At this point, they're essentially all of the "X software depended on a quirk of Y feature, to do (whatever), because the developers chose to do it that way." For that one specific piece of software, and nowhere else.

And that's for a game console with highly standardized hardware and libraries. The general purpose computer has a bit larger mutation surface. :-)

Or, to crib from another sibling poster,

"You have a million places to make sure your virtualization looks like the actual artifact. Of those, 100 are used by everything, 1,000 are used by many things, and 10,000 are used by a few things. The remainder may be used by some piece of software out there, somewhere."

"You have a year to build a working product. Are you going to implement and equally test all million things?"

[0] https://dolphin-emu.org/blog/

> An ideal VM should be indistinguishable from a real machine.

Ideal for what purpose?

virtio is a good example of where that breaks down. For a lot of use cases, directly exposing an explicitly virtual device rather than emulating real hardware can be much more efficient and avoid bugs.

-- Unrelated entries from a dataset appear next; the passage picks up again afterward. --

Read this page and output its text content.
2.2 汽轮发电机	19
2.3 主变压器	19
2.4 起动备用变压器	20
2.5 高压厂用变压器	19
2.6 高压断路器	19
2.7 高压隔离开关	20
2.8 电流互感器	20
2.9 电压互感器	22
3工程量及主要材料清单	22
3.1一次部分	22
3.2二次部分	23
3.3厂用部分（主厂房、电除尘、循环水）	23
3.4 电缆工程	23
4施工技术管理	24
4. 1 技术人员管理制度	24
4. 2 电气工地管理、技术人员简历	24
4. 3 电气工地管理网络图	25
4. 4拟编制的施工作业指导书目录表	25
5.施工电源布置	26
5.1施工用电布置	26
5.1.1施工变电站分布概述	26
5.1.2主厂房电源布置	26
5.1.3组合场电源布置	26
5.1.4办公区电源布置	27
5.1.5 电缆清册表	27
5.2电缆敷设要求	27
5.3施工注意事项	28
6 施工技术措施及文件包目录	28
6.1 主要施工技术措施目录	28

For example, it may help a virtualised system avoid some layers of caching or optimisation if they are redundant because they are nested inside a system already doing that.

Making your VM indistinguishable from real hardware is nice for some use cases, absolutely, but in many it isn't what you want.

> Ideal for what purpose?

To shove it at companies like Tencent who will ban you for trying to run WeChat in a virtual machine, and restore freedom to the user to run software how they want. WeChat also randomly scans for Wi-Fi networks, I'm guessing they sniff VMs with tricks like that.

It should also be a violation of disability law to force users to use a hardware mobile phone to run a particular piece of software. VMs open the doors to custom accessibility solutions.

They shouldn't even have the right to know what it's running on, they should just hand me bytecode of a suggested (but not required) client, and open a port on their server for service.

Also in general to shove it at any company with potential spyware. I always run unknown closed-source software in a VM and I should have the basic right to do that. But sometimes those companies try to detect VMs. If the VM engine is good enough they shouldn't be able to.

Sure, my point wasn't that there is no use case, just that there are use cases where it isn't necessary and—more than that—is counterproductive
The goal is usually cooperative virtualisation, not adversarial virtualisation. Most people don't need to hide that the environment is a VM, because the OS and applications by and large don't care about that.
I talked to a security researcher about it a few years ago and as I understood it it's a cat and mouse game. They are trying to mimic real phones but the malware authors always find a new way to tell whether it's fake.
I’m not aware of any steps security researches take to obscure the fact they are running in a VM from malware.
Thank you!
VM detection and escape (breaking through the VM to access the host machine) is an active area of research and a very hard nut to crack. It's trench warfare!